Il ajouta qu’il prenait les précautions nécessaires en face du grand danger que créait la catastrophe de Juillet. L’Autriche rappelait sous les drapeaux toutes ses réserves et les militaires en congé. Elle envoyait de nombreux corps de troupe dans ses possessions d’Italie et partout où elle pouvait craindre des soulèvemens.

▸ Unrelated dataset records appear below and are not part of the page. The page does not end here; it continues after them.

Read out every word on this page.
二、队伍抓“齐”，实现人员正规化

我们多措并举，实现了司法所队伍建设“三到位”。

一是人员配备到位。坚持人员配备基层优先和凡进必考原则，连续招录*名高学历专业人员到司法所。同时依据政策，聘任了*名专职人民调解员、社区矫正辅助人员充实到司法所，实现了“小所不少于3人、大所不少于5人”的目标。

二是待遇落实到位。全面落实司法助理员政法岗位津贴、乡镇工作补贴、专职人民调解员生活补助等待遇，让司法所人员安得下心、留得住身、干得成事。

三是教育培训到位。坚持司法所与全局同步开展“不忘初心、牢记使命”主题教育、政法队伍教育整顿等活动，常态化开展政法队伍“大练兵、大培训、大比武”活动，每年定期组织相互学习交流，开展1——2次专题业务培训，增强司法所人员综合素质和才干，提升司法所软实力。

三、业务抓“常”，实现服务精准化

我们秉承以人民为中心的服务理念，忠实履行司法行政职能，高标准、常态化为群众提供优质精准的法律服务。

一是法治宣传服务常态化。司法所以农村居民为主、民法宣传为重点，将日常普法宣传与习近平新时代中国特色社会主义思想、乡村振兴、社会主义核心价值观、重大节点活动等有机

Comme Montbel faisait part à son interlocuteur de son dessein de se fixer à Vienne, celui-ci lui demanda s’il ne craignait pas que son séjour dans la capitale n’amenât quelque fâcheuse compromission. Montbel ne le pensait pas et fit même remarquer que le gouvernement de Louis-Philippe voudrait bien que tous les anciens ministres de Charles X fussent hors de France ; ce serait pour lui une préoccupation et un danger de moins. D’ailleurs, il comptait vivre à Vienne dans une solitude absolue et sous le nom d’emprunt qu’il avait pris en quittant la France. Devant cette promesse, Metternich lui déclara qu’il approuvait son dessein ; il s’en rapportait à sa prudence.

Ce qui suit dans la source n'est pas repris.